1. In a pot, bring water to a boil. Turn off heat and add a washed sheet of kombu seaweed. Allow to steep until you get a nice green tint.

2. Remove kombu and add daikon and dried anchovies. Bring to boil and then reduce heat to medium and let simmer for 20–30 minutes.

3. In another pot on medium-high heat add 1 Tbs (15 mL) of sesame oil. Add the sauce ingredients and the diced onion. Stir until the onions start to sweat and become soft. 4. Add the soup stock, stir in to eliminate chunks.

5. Add shrimp, squid, and fresh clams to the broth. Season with salt.

6. Add silken tofu. Use a spoon to scoop out the tofu and add to your broth in large chunks. DO NOT STIR. You don’t want to break up the tofu too much. Boil for 5 minutes.

7. Crack eggs into the soup and turn off heat.

8. Garnish with chopped green onions.

Chicken Manchurian

Chef Mayur Kunte calls himself a lifelong foodie. Growing up, occasions both big and small were marked by feasts, and while his mother was a strict vegetarian, Chef Mayur says she made the best lamb, chicken, and fish dishes. “It amazes me to date as she never tasted a single thing, but the (dishes she made) had perfect taste every time she cooked.”

Inspired by the street food culture in Mumbai, Chef Mayur established Mumbai Bites in Calgary. The menu boasts a wide selection of kebabs, curries, and small plates, and among them Chef Mayur says his favourite is the Ragada Pattice. “I love it for the simplicity and textures this dish offers.”

And he says that simplicity is a major component of comfort food. “The easier the recipe is to execute, more fun it is to make it, and excitement will flow throughout the cooking process. When you keep a recipe simple, it will be consistent every time you make it.”

Chicken Manchurian is easy to prepare at home, says Chef Mayur. “It’s simply delicious, and for me, it brings back memories from my college days when I was a young, aspiring chef.”

Serves 4

1 tsp (5 mL) oil

1 Tbs garlic, minced

1 Tbs ginger, minced

1 tsp (5 mL) Szechwan sauce (or ½ teaspoon Sambal Oelek and a little dash of white vinegar)

¼ cup (60 mL) water

1¼ tsp salt or to taste

¼ tsp black pepper

¼ tsp white vinegar

2 Tbs (30 mL) dark soy sauce

1 Tbs cornstarch mixed with 2-3 Tbs water (should resemble 10% cream)

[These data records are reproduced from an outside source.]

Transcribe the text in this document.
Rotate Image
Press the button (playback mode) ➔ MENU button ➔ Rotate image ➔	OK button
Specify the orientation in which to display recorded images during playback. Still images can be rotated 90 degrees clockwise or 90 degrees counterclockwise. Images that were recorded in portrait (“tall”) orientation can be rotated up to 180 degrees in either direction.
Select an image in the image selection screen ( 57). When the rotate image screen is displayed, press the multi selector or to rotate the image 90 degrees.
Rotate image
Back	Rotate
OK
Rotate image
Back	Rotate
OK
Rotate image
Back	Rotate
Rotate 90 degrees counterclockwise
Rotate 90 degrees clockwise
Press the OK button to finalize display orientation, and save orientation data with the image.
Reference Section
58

300 g boneless chicken, cut into chunks

1 egg, beaten

¼ cup all-purpose flour

Oil for frying

1 Tbs green pepper, diced

1 Tbs cilantro

1 Tbs green onion

1. Heat oil in a heavy bottom pot and add garlic and ginger. Sauté for 1 minute.

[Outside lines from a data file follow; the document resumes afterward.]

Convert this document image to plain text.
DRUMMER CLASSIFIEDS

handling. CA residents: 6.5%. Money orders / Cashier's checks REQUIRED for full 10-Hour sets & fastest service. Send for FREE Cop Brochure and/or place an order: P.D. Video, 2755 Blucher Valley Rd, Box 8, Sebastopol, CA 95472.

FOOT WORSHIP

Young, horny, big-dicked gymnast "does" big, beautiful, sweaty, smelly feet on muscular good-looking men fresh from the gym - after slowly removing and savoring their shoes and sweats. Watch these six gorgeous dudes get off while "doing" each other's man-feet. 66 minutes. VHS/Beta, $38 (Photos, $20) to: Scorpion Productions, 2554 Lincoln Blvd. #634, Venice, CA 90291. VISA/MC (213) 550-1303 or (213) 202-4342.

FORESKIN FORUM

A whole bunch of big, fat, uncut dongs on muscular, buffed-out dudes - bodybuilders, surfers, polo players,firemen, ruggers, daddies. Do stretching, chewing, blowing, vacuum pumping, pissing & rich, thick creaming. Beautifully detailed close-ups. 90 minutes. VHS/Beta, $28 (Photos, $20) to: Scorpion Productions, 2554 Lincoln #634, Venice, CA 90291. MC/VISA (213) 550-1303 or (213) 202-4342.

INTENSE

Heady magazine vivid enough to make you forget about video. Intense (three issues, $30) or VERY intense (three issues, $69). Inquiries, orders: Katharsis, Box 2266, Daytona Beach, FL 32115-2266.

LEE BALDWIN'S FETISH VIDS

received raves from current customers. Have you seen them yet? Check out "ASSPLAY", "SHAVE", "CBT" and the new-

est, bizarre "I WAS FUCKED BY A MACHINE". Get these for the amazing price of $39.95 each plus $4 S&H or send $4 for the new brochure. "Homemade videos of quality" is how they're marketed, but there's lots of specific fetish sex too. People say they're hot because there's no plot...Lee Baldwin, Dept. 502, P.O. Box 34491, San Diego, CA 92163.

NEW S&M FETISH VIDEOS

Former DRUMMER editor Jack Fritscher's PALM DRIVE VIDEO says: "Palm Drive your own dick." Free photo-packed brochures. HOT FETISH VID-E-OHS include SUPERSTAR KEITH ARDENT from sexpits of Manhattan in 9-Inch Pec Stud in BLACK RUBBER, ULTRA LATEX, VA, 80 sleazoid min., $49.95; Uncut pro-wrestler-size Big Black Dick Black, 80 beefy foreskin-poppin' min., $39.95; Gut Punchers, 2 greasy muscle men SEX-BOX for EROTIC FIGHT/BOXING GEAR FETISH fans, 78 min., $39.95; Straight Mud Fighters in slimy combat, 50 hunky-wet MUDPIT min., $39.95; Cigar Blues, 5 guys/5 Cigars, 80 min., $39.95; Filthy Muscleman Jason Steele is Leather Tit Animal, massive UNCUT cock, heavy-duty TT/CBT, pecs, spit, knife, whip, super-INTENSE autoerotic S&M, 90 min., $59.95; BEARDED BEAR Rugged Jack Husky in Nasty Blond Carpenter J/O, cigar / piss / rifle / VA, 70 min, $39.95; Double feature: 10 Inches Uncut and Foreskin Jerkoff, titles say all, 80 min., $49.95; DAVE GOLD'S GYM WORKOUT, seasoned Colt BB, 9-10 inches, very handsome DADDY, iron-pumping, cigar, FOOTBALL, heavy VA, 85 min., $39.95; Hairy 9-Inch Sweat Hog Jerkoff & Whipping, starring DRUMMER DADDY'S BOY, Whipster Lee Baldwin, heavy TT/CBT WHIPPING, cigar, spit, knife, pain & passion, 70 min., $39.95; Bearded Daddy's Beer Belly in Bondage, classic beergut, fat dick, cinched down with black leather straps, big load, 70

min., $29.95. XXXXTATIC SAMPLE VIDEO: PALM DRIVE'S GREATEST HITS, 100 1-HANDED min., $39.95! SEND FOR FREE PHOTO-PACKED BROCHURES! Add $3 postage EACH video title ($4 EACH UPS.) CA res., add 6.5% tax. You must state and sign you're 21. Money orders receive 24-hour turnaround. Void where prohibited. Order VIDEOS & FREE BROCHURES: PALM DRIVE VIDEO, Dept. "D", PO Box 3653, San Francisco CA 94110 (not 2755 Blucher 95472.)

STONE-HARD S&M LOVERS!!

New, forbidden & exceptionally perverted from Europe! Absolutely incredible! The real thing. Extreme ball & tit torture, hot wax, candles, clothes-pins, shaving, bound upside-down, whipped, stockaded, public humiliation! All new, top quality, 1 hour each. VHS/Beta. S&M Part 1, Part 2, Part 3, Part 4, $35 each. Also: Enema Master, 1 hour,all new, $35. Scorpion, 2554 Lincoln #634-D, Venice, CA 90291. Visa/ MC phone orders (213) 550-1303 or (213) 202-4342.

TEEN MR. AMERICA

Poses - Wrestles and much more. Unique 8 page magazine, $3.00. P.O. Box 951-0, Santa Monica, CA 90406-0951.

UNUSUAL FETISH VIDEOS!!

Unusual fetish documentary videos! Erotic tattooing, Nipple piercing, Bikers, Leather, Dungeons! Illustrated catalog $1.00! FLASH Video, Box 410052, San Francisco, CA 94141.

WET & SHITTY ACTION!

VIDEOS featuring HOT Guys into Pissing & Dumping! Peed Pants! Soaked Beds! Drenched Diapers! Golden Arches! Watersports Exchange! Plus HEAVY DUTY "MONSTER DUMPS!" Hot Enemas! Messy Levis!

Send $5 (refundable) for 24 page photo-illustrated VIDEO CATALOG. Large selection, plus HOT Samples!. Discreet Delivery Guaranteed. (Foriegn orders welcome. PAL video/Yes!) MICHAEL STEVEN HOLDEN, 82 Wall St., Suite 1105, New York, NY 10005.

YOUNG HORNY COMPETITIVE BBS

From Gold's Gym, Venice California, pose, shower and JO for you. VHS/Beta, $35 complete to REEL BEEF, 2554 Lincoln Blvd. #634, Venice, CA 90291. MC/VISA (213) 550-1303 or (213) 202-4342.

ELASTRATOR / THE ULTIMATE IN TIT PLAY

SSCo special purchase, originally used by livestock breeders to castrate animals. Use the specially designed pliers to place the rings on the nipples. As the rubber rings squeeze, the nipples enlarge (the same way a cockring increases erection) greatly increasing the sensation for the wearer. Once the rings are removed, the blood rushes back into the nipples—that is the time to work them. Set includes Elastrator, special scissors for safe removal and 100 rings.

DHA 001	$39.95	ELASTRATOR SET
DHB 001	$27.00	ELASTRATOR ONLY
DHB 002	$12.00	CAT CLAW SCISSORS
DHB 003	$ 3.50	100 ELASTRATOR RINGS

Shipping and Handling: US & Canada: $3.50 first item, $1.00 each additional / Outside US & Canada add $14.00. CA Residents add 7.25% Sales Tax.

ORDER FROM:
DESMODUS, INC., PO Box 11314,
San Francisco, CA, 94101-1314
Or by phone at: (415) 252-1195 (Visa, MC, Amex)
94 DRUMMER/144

2. Add Szechwan sauce and continue to sauté. Add water and continue to gently cook the sauce.

3. Add salt and pepper, and then add vinegar and soy sauce.

4. Let the mixture cook for 10-15 minutes.

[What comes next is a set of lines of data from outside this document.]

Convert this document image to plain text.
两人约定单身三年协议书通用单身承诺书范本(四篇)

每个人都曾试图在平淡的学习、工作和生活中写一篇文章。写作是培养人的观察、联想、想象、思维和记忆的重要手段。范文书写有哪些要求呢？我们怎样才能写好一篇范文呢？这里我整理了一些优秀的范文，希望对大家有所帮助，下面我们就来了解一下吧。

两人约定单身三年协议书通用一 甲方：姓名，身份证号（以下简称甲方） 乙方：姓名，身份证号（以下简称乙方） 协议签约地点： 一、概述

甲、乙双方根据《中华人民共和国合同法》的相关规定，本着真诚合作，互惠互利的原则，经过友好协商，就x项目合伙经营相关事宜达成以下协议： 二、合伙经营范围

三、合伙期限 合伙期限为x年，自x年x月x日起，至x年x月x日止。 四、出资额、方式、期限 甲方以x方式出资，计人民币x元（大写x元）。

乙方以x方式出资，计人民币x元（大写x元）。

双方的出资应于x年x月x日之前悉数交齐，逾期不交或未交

5. Add a little cornstarch slurry into the boiling sauce. Whisk to break up lumps and cook the sauce till it thickens and coats the back of the spoon. Add more cornstarch/water if necessary.

6. Lightly coat the chicken with egg and then flour. Heat oil and fry until chicken is completely cooked. Add the chicken chunks into the pan with the sauce.

7. Add the diced peppers, green onion, and cilantro, and transfer to the serving bowl.